In March v. Medicredit, No. 4:13-CV-1210-TIA, 2013 WL 6265070 (E.D. Mo. Dec. 4,
2013), this Court advised that “in future cases, putative class action plaintiffs would be wise to
immediately file [motions for class certification] to protect the class from similar motions to
dismiss based on offers of judgment,” but also stated that defendants “should not be able to use
offers of judgment [under Federal Rule of Civil Procedure 68] to thwart class actions.” Id. at *3.
Thus, the March court struck the defendant’s offer of judgment and denied defendant’s motion to
dismiss. Id. at *4. Numerous courts in this District have opted to deny these early motions to
certify without prejudice to refiling at the appropriate time rather than permit the motions to pend
indefinitely. See e.g., Prater v. Medicredit, Inc., 301 F.R.D. 398, 401 (E.D. Mo. 2014); Max
Margulis v. Eagle Health Advisors, LLC, No. 4:15-CV-1248-JAR, ECF No. 25 (Mar. 31, 2016);
Physicians Healthsource Inc. v. Express Scripts Services Co., No. 4:15-CV-664-JAR, ECF No.
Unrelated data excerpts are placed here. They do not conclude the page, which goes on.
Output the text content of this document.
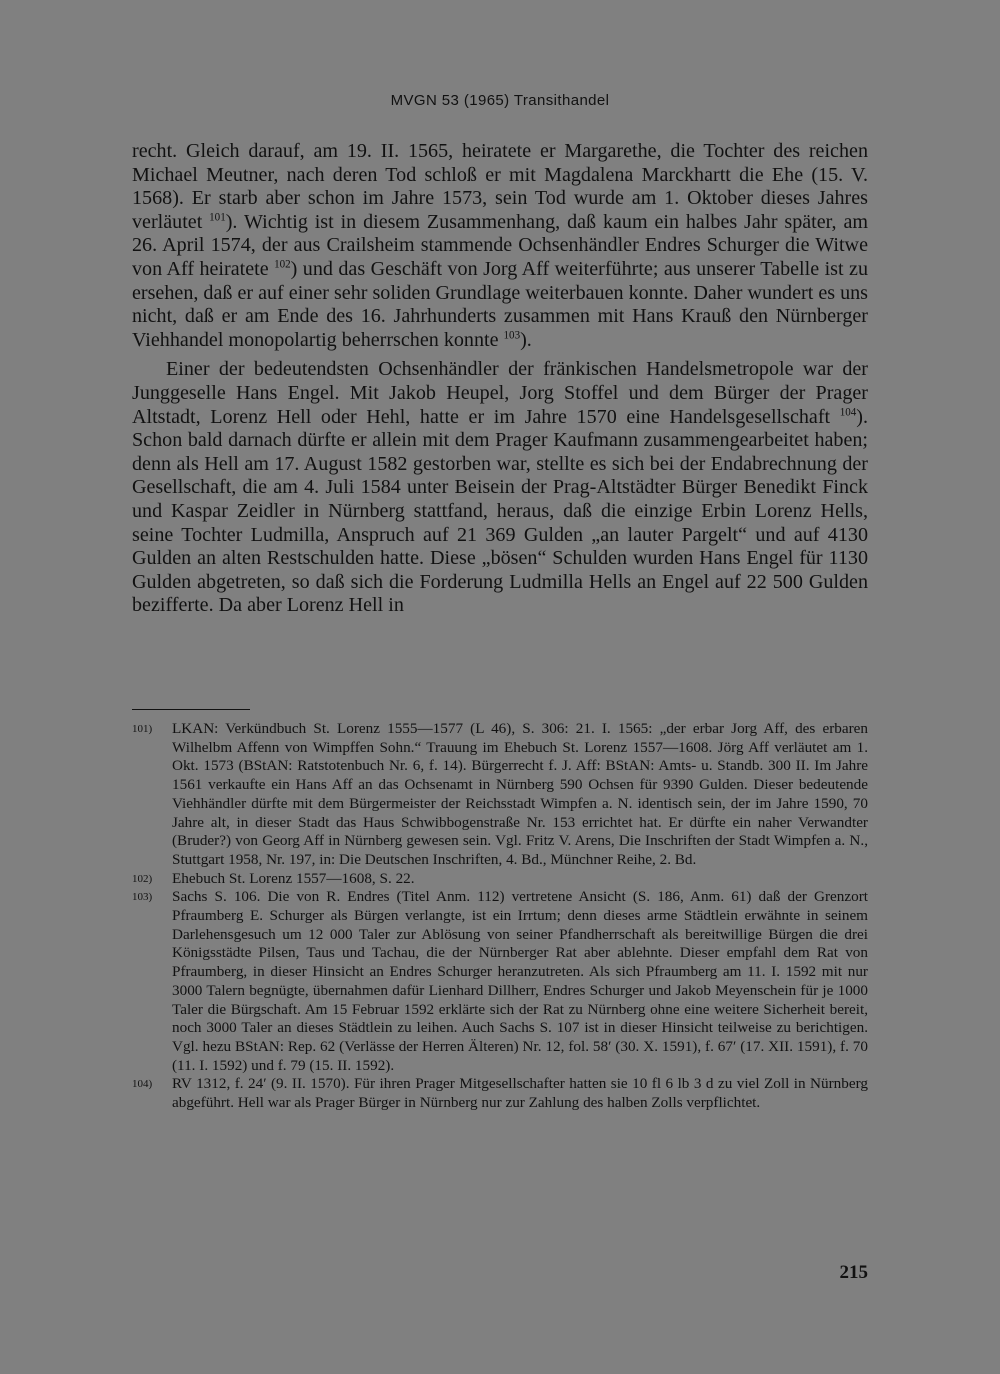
MVGN 53 (1965) Transithandel

recht. Gleich darauf, am 19. II. 1565, heiratete er Margarethe, die Tochter des reichen Michael Meutner, nach deren Tod schloß er mit Magdalena Marckhartt die Ehe (15. V. 1568). Er starb aber schon im Jahre 1573, sein Tod wurde am 1. Oktober dieses Jahres verläutet $^{101}$). Wichtig ist in diesem Zusammenhang, daß kaum ein halbes Jahr später, am 26. April 1574, der aus Crailsheim stammende Ochsenhändler Endres Schurger die Witwe von Aff heiratete $^{102}$) und das Geschäft von Jorg Aff weiterführte; aus unserer Tabelle ist zu ersehen, daß er auf einer sehr soliden Grundlage weiterbauen konnte. Daher wundert es uns nicht, daß er am Ende des 16. Jahrhunderts zusammen mit Hans Krauß den Nürnberger Viehhandel monopolartig beherrschen konnte $^{103}$).

Einer der bedeutendsten Ochsenhändler der fränkischen Handelsmetropole war der Junggeselle Hans Engel. Mit Jakob Heupel, Jorg Stoffel und dem Bürger der Prager Altstadt, Lorenz Hell oder Hehl, hatte er im Jahre 1570 eine Handelsgesellschaft $^{104}$). Schon bald darnach dürfte er allein mit dem Prager Kaufmann zusammengearbeitet haben; denn als Hell am 17. August 1582 gestorben war, stellte es sich bei der Endabrechnung der Gesellschaft, die am 4. Juli 1584 unter Beisein der Prag-Altstädter Bürger Benedikt Finck und Kaspar Zeidler in Nürnberg stattfand, heraus, daß die einzige Erbin Lorenz Hells, seine Tochter Ludmilla, Anspruch auf 21 369 Gulden „an lauter Pargelt“ und auf 4130 Gulden an alten Restschulden hatte. Diese „bösen“ Schulden wurden Hans Engel für 1130 Gulden abgetreten, so daß sich die Forderung Ludmilla Hells an Engel auf 22 500 Gulden bezifferte. Da aber Lorenz Hell in

101)	LKAN: Verkündbuch St. Lorenz 1555—1577 (L 46), S. 306: 21. I. 1565: „der erbar Jorg Aff, des erbaren Wilhelbm Affenn von Wimpffen Sohn.“ Trauung im Ehebuch St. Lorenz 1557—1608. Jörg Aff verläutet am 1. Okt. 1573 (BStAN: Ratstotenbuch Nr. 6, f. 14). Bürgerrecht f. J. Aff: BStAN: Amts- u. Standb. 300 II. Im Jahre 1561 verkaufte ein Hans Aff an das Ochsenamt in Nürnberg 590 Ochsen für 9390 Gulden. Dieser bedeutende Viehhändler dürfte mit dem Bürgermeister der Reichsstadt Wimpfen a. N. identisch sein, der im Jahre 1590, 70 Jahre alt, in dieser Stadt das Haus Schwibbogenstraße Nr. 153 errichtet hat. Er dürfte ein naher Verwandter (Bruder?) von Georg Aff in Nürnberg gewesen sein. Vgl. Fritz V. Arens, Die Inschriften der Stadt Wimpfen a. N., Stuttgart 1958, Nr. 197, in: Die Deutschen Inschriften, 4. Bd., Münchner Reihe, 2. Bd.
102)	Ehebuch St. Lorenz 1557—1608, S. 22.
103)	Sachs S. 106. Die von R. Endres (Titel Anm. 112) vertretene Ansicht (S. 186, Anm. 61) daß der Grenzort Pfraumberg E. Schurger als Bürgen verlangte, ist ein Irrtum; denn dieses arme Städtlein erwähnte in seinem Darlehensgesuch um 12 000 Taler zur Ablösung von seiner Pfandherrschaft als bereitwillige Bürgen die drei Königsstädte Pilsen, Taus und Tachau, die der Nürnberger Rat aber ablehnte. Dieser empfahl dem Rat von Pfraumberg, in dieser Hinsicht an Endres Schurger heranzutreten. Als sich Pfraumberg am 11. I. 1592 mit nur 3000 Talern begnügte, übernahmen dafür Lienhard Dillherr, Endres Schurger und Jakob Meyenschein für je 1000 Taler die Bürgschaft. Am 15 Februar 1592 erklärte sich der Rat zu Nürnberg ohne eine weitere Sicherheit bereit, noch 3000 Taler an dieses Städtlein zu leihen. Auch Sachs S. 107 ist in dieser Hinsicht teilweise zu berichtigen. Vgl. hezu BStAN: Rep. 62 (Verlässe der Herren Älteren) Nr. 12, fol. 58′ (30. X. 1591), f. 67′ (17. XII. 1591), f. 70 (11. I. 1592) und f. 79 (15. II. 1592).
104)	RV 1312, f. 24′ (9. II. 1570). Für ihren Prager Mitgesellschafter hatten sie 10 fl 6 lb 3 d zu viel Zoll in Nürnberg abgeführt. Hell war als Prager Bürger in Nürnberg nur zur Zahlung des halben Zolls verpflichtet.
215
36 (Mar. 30, 2016); Marilyn Margulis v. Generation Life Ins. Co., et al., No. 4:14-CV-1462-
SNLJ, ECF No. 41 (Aug. 18, 2015); Douglas Phillip Brust, D.C., P.C. v. Orthopedic
Pharmaceuticals, Inc, et al., No. 4:14-CV-01170-AGF, ECF No. 24 (Oct. 21, 2014). Likewise,
this Court will deny Plaintiff’s motion at this time. Any offer of judgment made only to the
named Plaintiff before the Court rules on a motion for class certification filed in accordance with
a case management order will be stricken. See Prater, 301 F.R.D. at 401; Johnson v. U.S. Bank
Nat’l Ass’n, 276 F.R.D. 330, 334 (D. Minn. 2011).
IT IS HEREBY ORDERED that Plaintiff’s Motion for Class Certification and to Stay
Ruling and Briefing on the Same  is DENIED without prejudice.
IT IS FURTHER ORDERED that this matter will be set for a Rule 16 conference by
Dated this 21st day of November, 2016.